NEW AGE SPIRITUALISM

New Age Spiritualism is not really all that new. Since the 1800s, there’s been a new type of paganism, usually based on the oldest type of animism, that is, belief in “pure ethereal spirit…diffused throughout nature…thought to animate all matter.” Helena Petovna Blavatsky, one of the more famous founders of the doctrine of Theosophy (late 1800s CE), held that “All religions are attempts by the “Spiritual Hierarchy” to help humanity in evolving to greater perfection.” Clearly, this has not happened unless perfection can be equated with technology. But this New Age Mysticism may have provided a much-needed relief to those who were no longer comfortable in the bosom of conventional religion. This “new” or substitute religion has a lot more freedom, imagination, and individual input is more respected. That can make it a very pretty trap.

Listen, anyone can take an “inner journey” of the imagination and become queen of the hedgehogs with a crown of diamonds and with the right cues may even be able to find and sustain healing there (sometimes with the right combination of “offerings” and physical, mental or musical routines). But this experience comes strictly from your self and whomever is talking, drumming, etc. NOT from the “spirit realm.” There is no more evidence of a spirit realm than there is of angels. Spiritualist schemes are so vague and have been discredited so often it's amazing that people still buy into them. But maybe it’s the next step after religion, where you at least begin to explore your own mind – there are some amazing things in our minds. Technology now allows us to see almost “into” the mind (without yet having any idea what “mind” is). It show us that whether we see an actual rose or are asked to remember a rose, exactly the same places in the brain light up. So “who” is it that’s deciding one is real and one is remembered? Whoever or whatever it is, it doesn’t seem to be in the brain, but only in the mind.

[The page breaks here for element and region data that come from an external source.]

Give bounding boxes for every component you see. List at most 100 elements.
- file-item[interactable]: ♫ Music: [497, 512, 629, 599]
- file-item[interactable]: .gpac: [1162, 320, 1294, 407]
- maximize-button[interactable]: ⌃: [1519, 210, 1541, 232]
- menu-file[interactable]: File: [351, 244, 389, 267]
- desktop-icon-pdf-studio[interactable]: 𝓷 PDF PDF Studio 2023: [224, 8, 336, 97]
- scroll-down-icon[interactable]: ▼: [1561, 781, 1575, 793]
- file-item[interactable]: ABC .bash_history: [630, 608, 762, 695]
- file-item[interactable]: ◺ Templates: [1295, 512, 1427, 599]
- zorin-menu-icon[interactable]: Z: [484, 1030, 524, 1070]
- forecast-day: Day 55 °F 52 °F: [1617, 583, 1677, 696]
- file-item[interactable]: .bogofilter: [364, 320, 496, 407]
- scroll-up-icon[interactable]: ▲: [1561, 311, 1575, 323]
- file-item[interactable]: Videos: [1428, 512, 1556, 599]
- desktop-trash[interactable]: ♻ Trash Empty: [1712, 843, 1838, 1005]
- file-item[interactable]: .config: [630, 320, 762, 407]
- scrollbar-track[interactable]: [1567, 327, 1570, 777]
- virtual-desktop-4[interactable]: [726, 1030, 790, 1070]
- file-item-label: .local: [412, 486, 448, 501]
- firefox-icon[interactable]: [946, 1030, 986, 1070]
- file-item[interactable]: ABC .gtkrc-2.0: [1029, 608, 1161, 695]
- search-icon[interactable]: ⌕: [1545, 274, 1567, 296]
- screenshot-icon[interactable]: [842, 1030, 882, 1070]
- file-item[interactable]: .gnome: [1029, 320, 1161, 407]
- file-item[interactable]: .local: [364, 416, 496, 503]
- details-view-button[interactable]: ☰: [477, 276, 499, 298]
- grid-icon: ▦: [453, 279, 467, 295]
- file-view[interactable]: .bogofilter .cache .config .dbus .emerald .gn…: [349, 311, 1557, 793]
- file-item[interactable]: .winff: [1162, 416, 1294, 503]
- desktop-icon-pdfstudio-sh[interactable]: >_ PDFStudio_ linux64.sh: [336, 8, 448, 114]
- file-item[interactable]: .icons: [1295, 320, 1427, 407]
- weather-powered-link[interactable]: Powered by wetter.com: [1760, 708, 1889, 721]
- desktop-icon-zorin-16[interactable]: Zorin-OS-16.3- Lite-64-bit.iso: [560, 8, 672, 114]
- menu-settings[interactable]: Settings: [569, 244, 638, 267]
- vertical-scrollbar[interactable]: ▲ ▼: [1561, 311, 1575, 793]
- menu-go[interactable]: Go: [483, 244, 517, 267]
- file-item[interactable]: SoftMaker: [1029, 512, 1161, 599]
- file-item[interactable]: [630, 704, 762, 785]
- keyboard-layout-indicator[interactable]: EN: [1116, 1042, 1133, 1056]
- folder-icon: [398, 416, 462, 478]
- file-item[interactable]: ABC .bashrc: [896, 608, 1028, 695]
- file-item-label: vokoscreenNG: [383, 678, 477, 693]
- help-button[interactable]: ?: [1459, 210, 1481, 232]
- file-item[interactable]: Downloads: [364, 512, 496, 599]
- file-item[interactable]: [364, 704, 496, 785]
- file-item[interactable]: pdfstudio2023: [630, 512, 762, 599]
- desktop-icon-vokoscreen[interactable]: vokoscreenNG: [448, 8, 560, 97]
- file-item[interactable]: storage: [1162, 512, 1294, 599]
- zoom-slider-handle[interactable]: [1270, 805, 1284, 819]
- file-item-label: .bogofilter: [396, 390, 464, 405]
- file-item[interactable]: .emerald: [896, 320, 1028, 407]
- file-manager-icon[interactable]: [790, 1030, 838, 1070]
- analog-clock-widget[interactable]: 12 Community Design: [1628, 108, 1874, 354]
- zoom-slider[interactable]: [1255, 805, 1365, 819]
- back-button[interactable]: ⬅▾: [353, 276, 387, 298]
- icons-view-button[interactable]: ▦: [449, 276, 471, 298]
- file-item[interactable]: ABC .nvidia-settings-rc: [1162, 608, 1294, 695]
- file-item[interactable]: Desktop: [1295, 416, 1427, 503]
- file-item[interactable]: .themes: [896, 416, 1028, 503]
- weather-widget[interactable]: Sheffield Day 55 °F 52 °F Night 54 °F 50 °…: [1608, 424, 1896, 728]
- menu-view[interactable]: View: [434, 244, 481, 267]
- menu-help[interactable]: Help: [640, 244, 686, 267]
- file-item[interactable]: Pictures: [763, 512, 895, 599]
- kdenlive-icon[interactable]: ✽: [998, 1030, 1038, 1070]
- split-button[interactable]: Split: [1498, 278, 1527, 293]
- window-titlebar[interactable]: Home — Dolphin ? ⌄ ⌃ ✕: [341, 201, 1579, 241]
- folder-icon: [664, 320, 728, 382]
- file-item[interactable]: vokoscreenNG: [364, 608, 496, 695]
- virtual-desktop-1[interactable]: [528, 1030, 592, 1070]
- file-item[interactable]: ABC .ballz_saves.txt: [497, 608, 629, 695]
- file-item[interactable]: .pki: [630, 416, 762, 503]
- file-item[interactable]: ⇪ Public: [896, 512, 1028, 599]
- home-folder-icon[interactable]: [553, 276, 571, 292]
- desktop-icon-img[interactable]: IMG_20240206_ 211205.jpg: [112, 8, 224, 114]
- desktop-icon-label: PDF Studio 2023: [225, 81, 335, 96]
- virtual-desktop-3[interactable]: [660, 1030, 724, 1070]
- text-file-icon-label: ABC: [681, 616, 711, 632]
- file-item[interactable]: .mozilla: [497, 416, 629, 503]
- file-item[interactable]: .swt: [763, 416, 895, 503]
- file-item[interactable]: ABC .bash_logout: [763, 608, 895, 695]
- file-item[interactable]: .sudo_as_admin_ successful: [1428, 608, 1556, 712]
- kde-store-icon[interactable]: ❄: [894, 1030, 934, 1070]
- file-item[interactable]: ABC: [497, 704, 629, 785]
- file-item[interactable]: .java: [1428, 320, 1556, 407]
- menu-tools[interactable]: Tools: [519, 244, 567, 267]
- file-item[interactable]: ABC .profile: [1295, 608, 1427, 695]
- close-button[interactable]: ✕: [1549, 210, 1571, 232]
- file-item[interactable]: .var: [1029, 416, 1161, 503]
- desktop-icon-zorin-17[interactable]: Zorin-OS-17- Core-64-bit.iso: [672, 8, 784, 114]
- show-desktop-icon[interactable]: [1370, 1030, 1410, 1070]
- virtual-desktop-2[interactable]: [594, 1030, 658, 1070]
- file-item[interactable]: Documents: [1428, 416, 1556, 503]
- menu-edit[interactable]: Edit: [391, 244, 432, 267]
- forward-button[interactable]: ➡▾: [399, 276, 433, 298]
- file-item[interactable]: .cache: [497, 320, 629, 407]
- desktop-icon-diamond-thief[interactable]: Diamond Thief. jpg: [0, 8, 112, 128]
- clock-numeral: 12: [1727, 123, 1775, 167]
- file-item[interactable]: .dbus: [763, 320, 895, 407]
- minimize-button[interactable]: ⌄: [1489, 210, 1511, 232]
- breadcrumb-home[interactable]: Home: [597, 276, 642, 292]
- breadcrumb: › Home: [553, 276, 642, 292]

Lately some spiritualists are preaching about a “Secret” which can make you wealthy beyond your imagination, so long as you can sustain the intention to gain it. But, the only people I see “imagining themselves to wealth” are those who are selling something.* We don’t live in a paradise, and dreaming is not a “super-power.” Here’s how you get wealth:

1) Inherit it
2) Win it
3) Marry it
4) Steal it
5) Work really hard for a really long time
6) Save more, no unnecessary spending – or fun
*7) Find something you can get cheap and sell high

That’s the Secret.

Bottom line; it's okay to put some thought into your day, but your intentions won't change the laws of physics or the balance of the economy.